Apr 29, 1998
Scott Gray wrote, HTML can be learned in one full day. If a Ph.d. can't learn HTML then that person doesn't deserve a PH.D.
More accurately: people can learn the mechanics of HTML in one day. This allows them to publish a ream of bad web pages. Good HTML design is a lot more than merely learning the tags.
I've taught k-12 teachers HTML in one day seminars, so a PH.D. candidate should be able to handle it. To see how I teach people HTML go to http://www.useractive.com/tutorial
The tutorial is very nice. I would have presented the information differently, so users need not scroll so much, but that's just me. The server scripting behind the forms are elegant. I would say this is the result of many days' practise.

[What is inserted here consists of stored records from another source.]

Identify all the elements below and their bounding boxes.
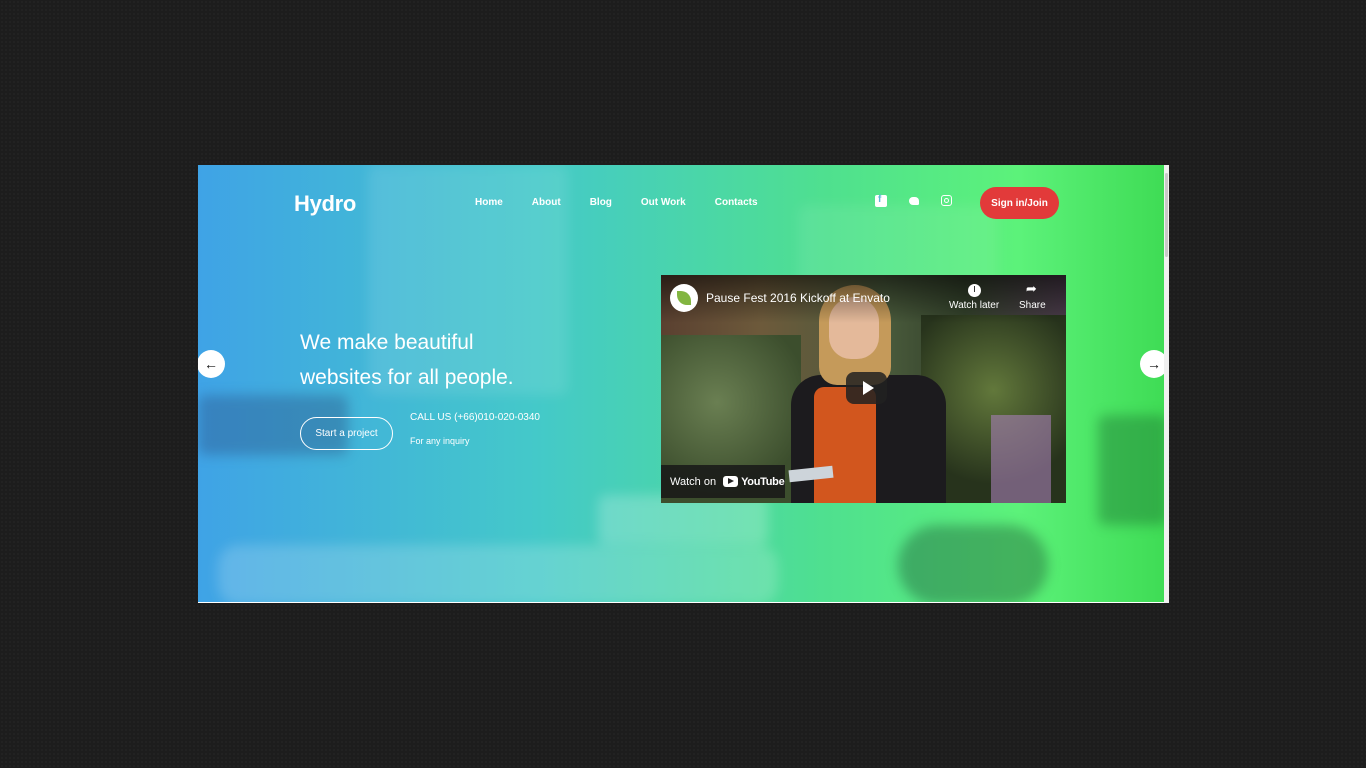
background-blur (218, 545, 778, 602)
clock-icon (967, 284, 981, 297)
channel-avatar-icon[interactable] (670, 284, 698, 312)
background-blur (1098, 415, 1164, 525)
video-light (991, 415, 1051, 503)
watch-on-label: Watch on (670, 475, 717, 488)
share-button[interactable]: Share (1019, 281, 1046, 311)
headline-line-1: We make beautiful (300, 331, 474, 354)
hero-headline: We make beautiful websites for all peopl… (300, 325, 600, 395)
start-project-button[interactable]: Start a project (300, 417, 393, 450)
main-nav: Home About Blog Out Work Contacts (475, 197, 787, 208)
call-us-text: CALL US (+66)010-020-0340 (410, 412, 540, 423)
headline-line-2: websites for all people. (300, 366, 514, 389)
page-scrollbar[interactable] (1164, 165, 1169, 603)
share-icon (1026, 281, 1039, 297)
hero-section: Hydro Home About Blog Out Work Contacts … (198, 165, 1164, 602)
watch-on-youtube-button[interactable]: Watch on YouTube (661, 465, 785, 498)
watch-later-label: Watch later (949, 300, 1000, 311)
inquiry-text: For any inquiry (410, 436, 470, 446)
arrow-right-icon: → (1147, 356, 1161, 372)
share-label: Share (1019, 300, 1046, 311)
browser-viewport: Hydro Home About Blog Out Work Contacts … (198, 165, 1169, 603)
nav-contacts[interactable]: Contacts (715, 197, 758, 208)
nav-out-work[interactable]: Out Work (641, 197, 686, 208)
facebook-icon[interactable] (875, 194, 887, 207)
nav-about[interactable]: About (532, 197, 561, 208)
slider-prev-button[interactable]: ← (198, 350, 225, 378)
nav-home[interactable]: Home (475, 197, 503, 208)
video-embed[interactable]: Pause Fest 2016 Kickoff at Envato Watch … (661, 275, 1066, 503)
twitter-icon[interactable] (908, 195, 920, 207)
social-links (875, 194, 973, 207)
background-blur (898, 525, 1048, 602)
scrollbar-thumb[interactable] (1165, 173, 1168, 257)
signin-button[interactable]: Sign in/Join (980, 187, 1059, 219)
site-logo[interactable]: Hydro (294, 191, 356, 217)
slider-next-button[interactable]: → (1140, 350, 1164, 378)
video-title[interactable]: Pause Fest 2016 Kickoff at Envato (706, 291, 890, 305)
play-button[interactable] (846, 372, 887, 404)
nav-blog[interactable]: Blog (590, 197, 612, 208)
video-speaker-shirt (814, 387, 876, 503)
instagram-icon[interactable] (941, 195, 952, 206)
youtube-logo: YouTube (723, 475, 785, 488)
arrow-left-icon: ← (204, 356, 218, 372)
youtube-label: YouTube (741, 475, 785, 488)
play-icon (862, 381, 874, 395)
watch-later-button[interactable]: Watch later (949, 284, 999, 311)
youtube-icon (723, 476, 739, 487)
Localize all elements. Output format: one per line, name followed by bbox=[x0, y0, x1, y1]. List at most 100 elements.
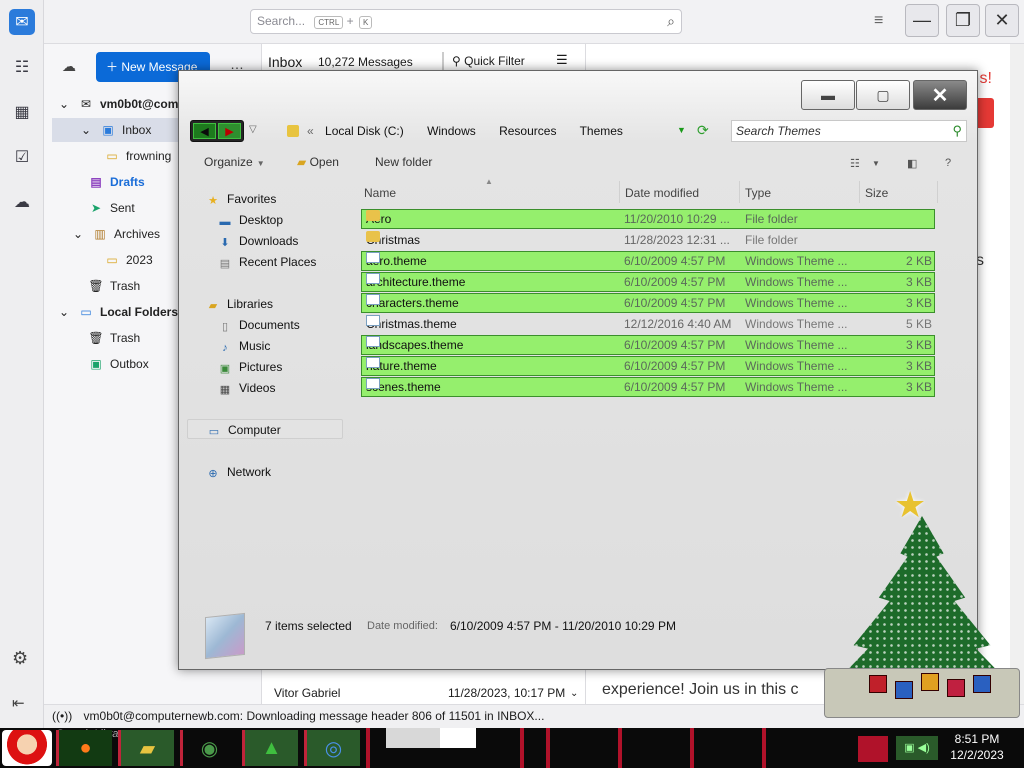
explorer-search-input[interactable]: Search Themes ⚲ bbox=[731, 120, 967, 142]
breadcrumb-item[interactable]: Windows bbox=[427, 124, 476, 138]
file-row[interactable]: aero.theme 6/10/2009 4:57 PM Windows Theme… bbox=[361, 251, 935, 271]
get-messages-icon[interactable]: ☁ bbox=[62, 58, 76, 75]
collapse-spaces-icon[interactable]: ⇤ bbox=[12, 694, 25, 712]
global-search-input[interactable]: Search... CTRL + K ⌕ bbox=[250, 9, 682, 34]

On Tue, 28 Apr 1998, Gary C. Powell wrote: While yes, having a Ph.D. in Instructional Technology AND knowing how to program w/ HTML and JAVA, etc. would be very marketable, I'm not sure how many of them (us) want to. Its hard to have an advanced expertise in everything. Not to mention, many designers like designing, and not coding.
Um. Coding *is* designing.
I cannot imagine someone holding a degree in instructional *technology* without having mastered, at the very least, HTML. How is it possible to design when you are unaware of the limits and possibilities of your medium?
Think about the range of topics one studies in an IT doctoral program, such as needs assessment, ISD, evaluation, qualitative and quantitative research methods, instructional theory, human performance technology, ed psych...need I go on???. Is it reasonable to expect an IT Ph.D. to also be a HTML hacker????
Nobody thought it was odd that I ought to learn at least rudimentary Latin when I was writing comprehensive exams in philosophy. This is because Latin is the medium in which many great writers worked, and in order to fully understand what they were expressing (and what they *could* express), I needed to at least get a feel for the structure and limitations of the language.